Techno Pills - giugno 05

La mossa
Dopo Sony e BMG, anche la EMI cede ai “nuovi” modi di consumo musicale: il colosso discografico ha infatti da poco firmato un accordo con il Shawn Fanning, papà di Napster e titolare del sistema Snocap per lo scambio in rete di musica peer-to-peer. I termini dell’accordo sono rimasti segreti, ma il tutto è stato fatto con l’intento di conciliare copyright e svecchiare l’immagine (e i conti) della casa discografica.

Mi tappo il naso...
Google pianta le tende e apre un ufficio in Cina, dove ha già una fetta del 21% di mercato. Le prospettive di business nel paese del Sol Levante sono particolarmente appetitose, con una percentuale di 94 milioni di utenti connessi al web in continua crescita. E il problema etico? Per ora Google (che esplicitamente richiama il rispetto dei più elevati standard etici nel proprio codice di condotta) non se ne fa. La società americana ha deciso infatti di giocare al rimando e di valutare in futuro la politica delle autorità cinesi nel settore, tristemente nota per la censura facile: ogni contenuto che minacci “la sicurezza dello stato, danneggi la gloria della nazione, disturbi l’ordine sociale e violi altri diritti legittimi” è infatti severamente messo al bando.

Nessun segreto tra noi
Mentre l’Unione Europea ha in cantiere iniziative in materia di privacy e protezione dati, dagli Stati Uniti arriva fresco fresco il Ppm (Portable people meter): una macchinetta digitale da indossare tutto il giorno, che tiene traccia dei messaggi commerciali da cui siamo bombardati e delle fonti da cui provengono, e li incrocia con i codici a barre degli oggetti che compriamo. Tutti i dati vengono inviati a fine giornata ed elaborati da un cervellone centrale in una vera e propria mappatura elettronica che correla input del messaggio (televisione, Internet, telefoni cellulari, Playstation e ogni altra moderna tecnologia) alle nostre mosse d’acquisto. La Nielsen - società di ricerche di mercato e deus ex machina del progetto - prevede in un futuro prossimo l’integrazione del Ppm anche al sistema satellitare GPS e ad latri chip elettronici; il chè consentirebbe di sapere, per esempio, davanti a quale cartellone pubblicitario ci fermiamo o quale giornale acquistiamo in edicola. Il progetto, per ora in fase sperimentale su 6000 famiglie americane, potrebbe modificare il corso degli investimenti pubblicitari e, a catena, del business dei media. Oltre le apparenze
Qualche decennio fa popolavano film polizieschi e fantasie erotiche, oggi hanno fatto la loro comparsa sul mercato grazie ad un’azienda americana. I mitici e indiscreti occhialoni a raggi X (gli X reflect goggles) promettono per il momento risultati variabili: dal 50% all’1% di “risoluzione corporea”, a seconda del materiale attraverso cui i raggi vengono filtrati.
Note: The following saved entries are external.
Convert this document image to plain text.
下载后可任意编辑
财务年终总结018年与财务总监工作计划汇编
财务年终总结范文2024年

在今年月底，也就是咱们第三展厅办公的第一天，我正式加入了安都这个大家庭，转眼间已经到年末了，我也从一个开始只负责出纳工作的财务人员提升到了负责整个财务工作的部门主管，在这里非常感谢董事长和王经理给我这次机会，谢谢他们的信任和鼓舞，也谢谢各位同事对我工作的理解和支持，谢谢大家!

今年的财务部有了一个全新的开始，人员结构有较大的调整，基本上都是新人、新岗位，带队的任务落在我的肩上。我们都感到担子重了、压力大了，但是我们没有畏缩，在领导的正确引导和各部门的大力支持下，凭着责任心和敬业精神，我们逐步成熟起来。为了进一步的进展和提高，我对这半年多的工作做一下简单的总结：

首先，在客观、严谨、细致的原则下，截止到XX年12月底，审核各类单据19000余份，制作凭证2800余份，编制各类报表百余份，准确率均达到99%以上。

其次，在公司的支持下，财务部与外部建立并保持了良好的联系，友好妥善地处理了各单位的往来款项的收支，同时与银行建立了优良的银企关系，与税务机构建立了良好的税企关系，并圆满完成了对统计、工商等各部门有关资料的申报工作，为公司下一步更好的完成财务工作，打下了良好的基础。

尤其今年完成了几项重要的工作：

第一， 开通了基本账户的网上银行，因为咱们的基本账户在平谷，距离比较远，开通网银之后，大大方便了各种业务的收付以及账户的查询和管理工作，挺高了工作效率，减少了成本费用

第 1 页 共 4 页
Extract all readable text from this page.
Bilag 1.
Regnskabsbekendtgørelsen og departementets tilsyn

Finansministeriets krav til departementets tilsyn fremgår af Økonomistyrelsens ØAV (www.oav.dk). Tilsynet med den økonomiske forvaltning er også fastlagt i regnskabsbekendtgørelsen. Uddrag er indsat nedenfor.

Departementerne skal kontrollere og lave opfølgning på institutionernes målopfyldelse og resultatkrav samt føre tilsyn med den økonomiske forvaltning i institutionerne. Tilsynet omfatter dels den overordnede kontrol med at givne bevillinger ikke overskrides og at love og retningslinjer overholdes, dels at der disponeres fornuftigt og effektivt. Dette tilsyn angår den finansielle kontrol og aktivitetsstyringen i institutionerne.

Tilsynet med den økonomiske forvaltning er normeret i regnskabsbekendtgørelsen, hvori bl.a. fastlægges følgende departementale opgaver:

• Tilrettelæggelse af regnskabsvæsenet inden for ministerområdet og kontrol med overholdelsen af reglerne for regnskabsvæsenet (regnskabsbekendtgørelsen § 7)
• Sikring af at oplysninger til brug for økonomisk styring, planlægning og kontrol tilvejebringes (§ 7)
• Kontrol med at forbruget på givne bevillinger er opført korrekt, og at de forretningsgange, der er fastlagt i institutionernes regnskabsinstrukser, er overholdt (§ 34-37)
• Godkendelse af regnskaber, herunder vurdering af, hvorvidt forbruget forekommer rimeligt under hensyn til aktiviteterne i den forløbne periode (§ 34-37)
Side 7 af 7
C’è di più: attraverso una speciale telecamera, i dati possono essere inviati anche a televisori, videoregistratori e simili. Per la gioia di molti.

Ritorno al futuro
Internet? Il computer? Per niente: è la bicicletta l’invenzione numero uno degli ultimi due secoli, secodo un recente sondaggio della BBC. Le nuove tecnologie vengono travolte e superate alla lunga dalla vecchia due ruote, che stravince con un importante 59% (contro appena il 6% del computer, il 4% di Internet e l’1% delle comunicazioni via satellite). Le ragioni sembrano suggerire una voglia di semplicità e di valori “sostenibili”: la praticità del design, l’universalità dell’uso e il suo essere ecologicamente corretta.

Fidanzata virtuale
Si chiama Vivienne Rose, ed è una specie di versione sofisticata del tamagotchi. Invenzione della Artificial Life, società specializzata in software per telefonia mobile, Vivienne è in tutto e per tutto una fidanzata virtuale, da coccolare attraverso il cellulare. Lontana da qualsiasi sfumatura erotica, la relazione si sviluppa a seconda dell’attenzione e delle coccole che le dedicate. Presto sui mercati occidentali, Vivienne sarà disponibile previo pagamento di un canone mensile.

Robot ermafrodita
Chi avrebbe pensato che saremmo arrivati all’epoca in cui anche i robot si autoriproducono? Eppure la prospettiva non è più tanto lontana, secondo i ricercatori di robotica della Cornell University di Ithaca, New York. Il progetto, ancora in fase sperimentale, è quello di un robot composto da centinaia di migliaia di moduli identici: “cubi” in cui sta scritto il suo DNA, e in grado in pochi minuti di auto-replicarsi. Le applicazioni? Lo spazio, per esempio, dove un robot potrebbe auto-ripararsi “in remoto”.